The topic that keeps coming up in discussions is the Nvidia acquisition. On February 10, shares worth between $1 million and $5 million were purchased. Smaller purchases had already raised the position one week prior, on January 6. The administration then authorized the export of Nvidia’s H200 chips to Chinese consumers a few days after that February purchase. The CEO of Nvidia, Jensen Huang, is said to be close to Trump and traveled to Beijing last week with the presidential delegation. Nothing about this is against the law. The conflict-of-interest regulations that apply to practically everyone else in the federal government do not apply to presidents. Nevertheless, there’s a feeling that the choreography isn’t quite right.
Boeing uses airplanes in place of chips to tell a similar tale. During the quarter, there were seven transactions, including one on February 10 that was between $1 million and $5 million. Trump told Fox News that the package being announced included 200 Boeing aircraft by the time he arrived in Beijing. After struggling for months, Boeing’s stock now had a reason to move. It appears that investors think the timing was fortunate. Some don’t think so.
The president may not be directly involved in any of this. In a statement, the Trump Organization said that he does not make the decisions and that external organizations handle his holdings through fully discretionary accounts. That’s the official line, and it might be accurate. However, the buying pattern—accumulating Oracle, Workday, and ServiceNow following their February decline—seems almost too sophisticated to ignore. It has been dubbed textbook “buy the dip” trading by analysts. The person in charge of the accounts had a successful quarter.
Previous presidents took a different approach to this. Obama and Biden invested their money in blind trusts or broad index funds rather than individual stocks. Exactly, the convention wasn’t lawful. It had to do with appearances. about making it impossible for anyone to question whether a personal trade and a policy decision had been communicating with one another. Trump’s estimated net worth of $6.5 billion gives him flexibility that most officials lack, and he has never been particularly interested in that convention.
You get the impression that Washington is still figuring out how to approach this as you watch it play out. On Instagram, Senator Kirsten Gillibrand has been discussing the trades. The revelation is being incorporated into the evening rotations of cable shows.

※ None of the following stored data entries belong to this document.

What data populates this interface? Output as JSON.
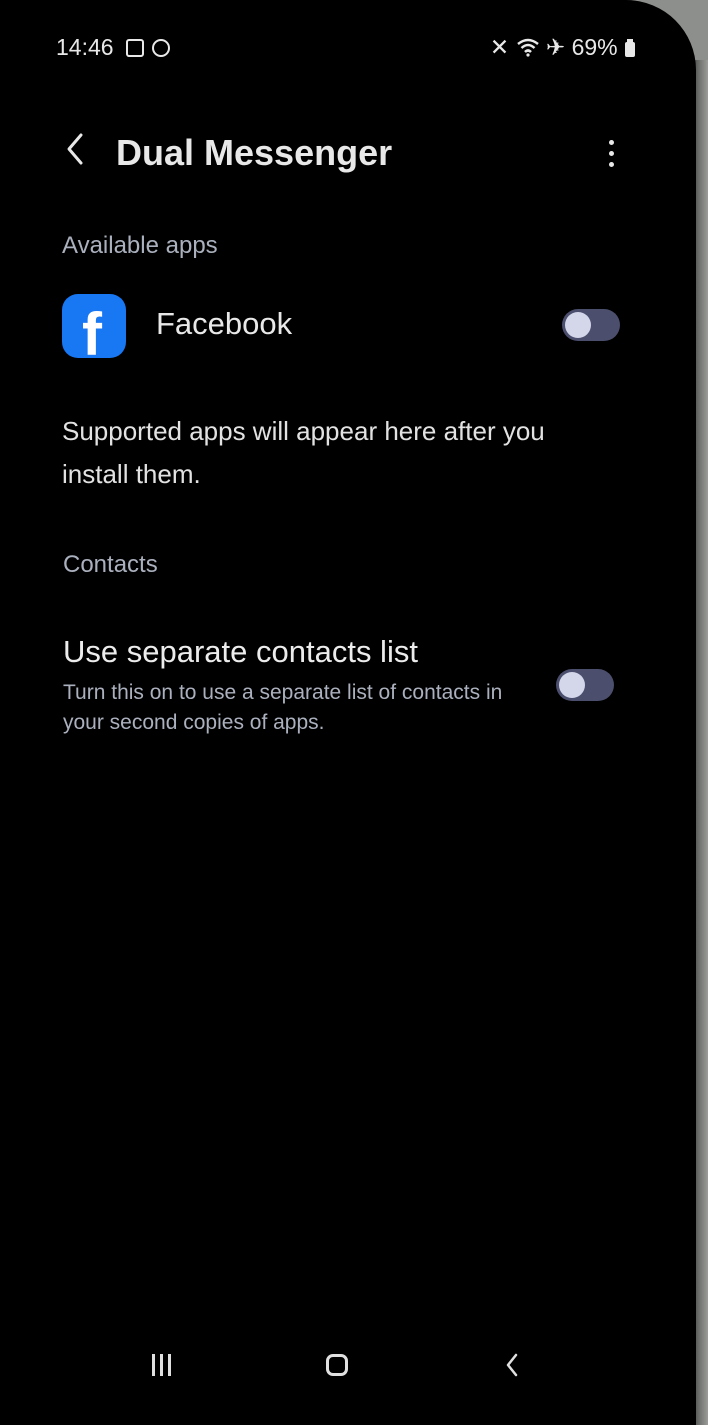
{
  "status_bar": {
    "time": "14:46",
    "icons_left": [
      "checkbox-icon",
      "circle-icon"
    ],
    "icons_right": [
      "mute-icon",
      "wifi-icon",
      "airplane-icon",
      "battery-icon"
    ],
    "battery": "69%"
  },
  "header": {
    "title": "Dual Messenger",
    "back_icon": "chevron-left-icon",
    "more_icon": "more-vertical-icon"
  },
  "available_apps": {
    "section_label": "Available apps",
    "items": [
      {
        "label": "Facebook",
        "icon": "facebook-icon",
        "toggle_on": false
      }
    ],
    "note": "Supported apps will appear here after you install them."
  },
  "contacts": {
    "section_label": "Contacts",
    "title": "Use separate contacts list",
    "subtitle": "Turn this on to use a separate list of contacts in your second copies of apps.",
    "toggle_on": false
  },
  "nav_bar": {
    "recents_icon": "recents-icon",
    "home_icon": "home-icon",
    "back_icon": "back-icon"
  },
  "colors": {
    "background": "#000000",
    "text_primary": "#e8e8e8",
    "text_secondary": "#aab0bd",
    "toggle_track_off": "#4b4e6c",
    "toggle_knob": "#d4d6ea",
    "facebook_blue": "#1877f2"
  }
}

Not much has been said by the Office of Government Ethics. Even less has been said by the companies listed in the filings.
Beyond the monetary amounts, the issue of memory remains. Markets tend to forget things easily. Voters forget things more quickly. There will be a new list, new names, and new timing questions by the next disclosure cycle, which is in three more months. It’s still unclear if any of it simply becomes the rules or modifies them.